Quem cresceu nos anos 80 lembra com facilidade do desenho animado Os Jetsons, exibido na TV brasileira. Produzida originalmente na década de 60 pela Hanna-Barbera, a série futurista antecipava tecnologias de uma casa conectada como videochamadas e assistentes domésticas inspirando o imaginário coletivo sobre o que seria o futuro.
Mais de 30 anos depois, em pleno 2025, muitas famílias já se assemelham ao casal George e Jane Jetson — e até à simpática Rosie, a robô doméstica que interagia com todos na casa.
Pois bem, essa cena já é realidade. Em 2025, já é possível monitorar o sono com um smartwatch, pedir as notícias do dia a uma assistente de voz enquanto a cafeteira inteligente prepara o café. O que antes era ficção científica agora é realidade em milhares de lares brasileiros. Mas, por trás da conveniência, opera um ecossistema invisível e voraz por informações: seus dados pessoais.
Cada dispositivo conectado – do mais simples ao mais sofisticado – captura hábitos, conversas, localização e até informações sensíveis como dados de saúde. Em um cenário em que o chip é fabricado na China, o software desenvolvido na Califórnia, a nuvem está na Irlanda e o consumidor no Brasil, a pergunta é: quem protege esses dados e de quem é a responsabilidade em caso de vazamentos?

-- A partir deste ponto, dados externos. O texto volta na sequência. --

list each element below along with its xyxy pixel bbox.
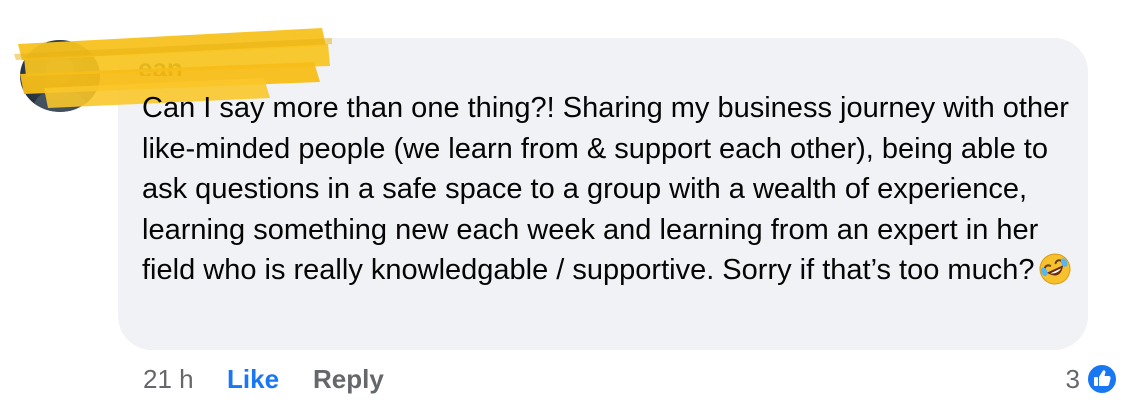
reaction-count: 3 bbox=[1065, 364, 1080, 394]
comment-actions: 21 h Like Reply 3 bbox=[0, 362, 1144, 396]
like-button[interactable]: Like bbox=[227, 362, 279, 396]
reply-button[interactable]: Reply bbox=[313, 362, 384, 396]
rolling-on-the-floor-laughing-icon bbox=[1039, 253, 1071, 285]
comment-author[interactable]: ean bbox=[138, 54, 183, 76]
avatar[interactable] bbox=[20, 40, 100, 112]
avatar-image-icon bbox=[34, 56, 86, 112]
reaction-summary[interactable]: 3 bbox=[1066, 362, 1118, 396]
thumbs-up-icon bbox=[1086, 363, 1118, 395]
comment-timestamp[interactable]: 21 h bbox=[143, 362, 194, 396]
comment-body: Can I say more than one thing?! Sharing … bbox=[142, 92, 1069, 286]
comment-text: Can I say more than one thing?! Sharing … bbox=[142, 88, 1077, 291]
comment-container: ean Can I say more than one thing?! Shar… bbox=[0, 0, 1144, 414]
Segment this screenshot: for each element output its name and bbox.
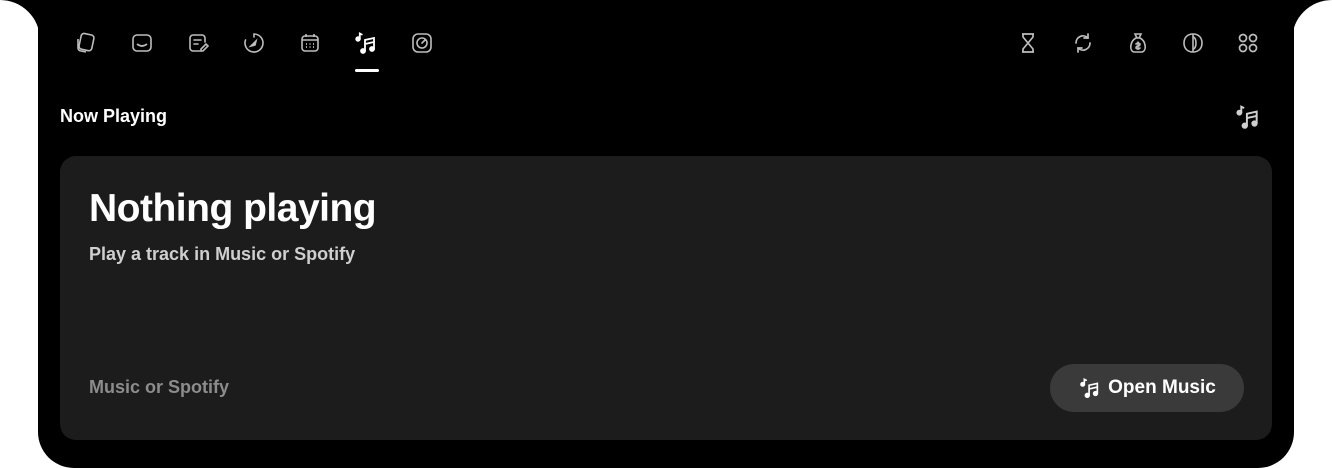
music-notes-icon xyxy=(1236,105,1258,129)
tab-contrast[interactable] xyxy=(1179,29,1207,57)
music-notes-icon xyxy=(1080,377,1099,398)
track-title: Nothing playing xyxy=(89,187,377,230)
timer-icon xyxy=(244,33,264,53)
tab-timer[interactable] xyxy=(240,29,268,57)
now-playing-card: Nothing playing Play a track in Music or… xyxy=(60,156,1272,440)
hourglass-icon xyxy=(1022,33,1034,53)
music-notes-icon xyxy=(355,32,375,54)
tab-bar-left xyxy=(72,29,464,72)
tab-tray[interactable] xyxy=(128,29,156,57)
source-label: Music or Spotify xyxy=(89,377,230,397)
active-tab-indicator xyxy=(355,69,379,72)
panel-corner-left xyxy=(0,0,40,40)
gauge-icon xyxy=(412,33,432,53)
tab-bar-right xyxy=(987,29,1262,57)
notch-panel: Now Playing Nothing playing Play a track… xyxy=(0,0,1332,468)
refresh-icon xyxy=(1075,33,1091,53)
tab-cards[interactable] xyxy=(72,29,100,57)
tab-calendar[interactable] xyxy=(296,29,324,57)
tab-notes[interactable] xyxy=(184,29,212,57)
tab-money[interactable] xyxy=(1124,29,1152,57)
cards-icon xyxy=(77,32,95,53)
open-music-button[interactable]: Open Music xyxy=(1050,364,1244,412)
money-bag-icon xyxy=(1130,33,1146,53)
tab-grid[interactable] xyxy=(1234,29,1262,57)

Para desvendar este labirinto jurídico, o Portal Intelligence.Garden ouviu duas especialistas na Lei Geral de Proteção de Dados (LGPD).
Consentimento: clique não basta
Quase todos os usuários de IoT já passaram por isso: para ativar um novo dispositivo, é preciso aceitar uma política de privacidade com dezenas de páginas.
A LGPD exige que o consentimento seja livre, informado, específico e destacável – especialmente no caso de dados sensíveis. Mas será que o aceite genérico em políticas longas atende a esses critérios?
Sandra Sales, advogada especialista em Proteção de Dados e Compliance do Benício Advogados aponta que a LGPD está sendo colocada à prova nesses casos.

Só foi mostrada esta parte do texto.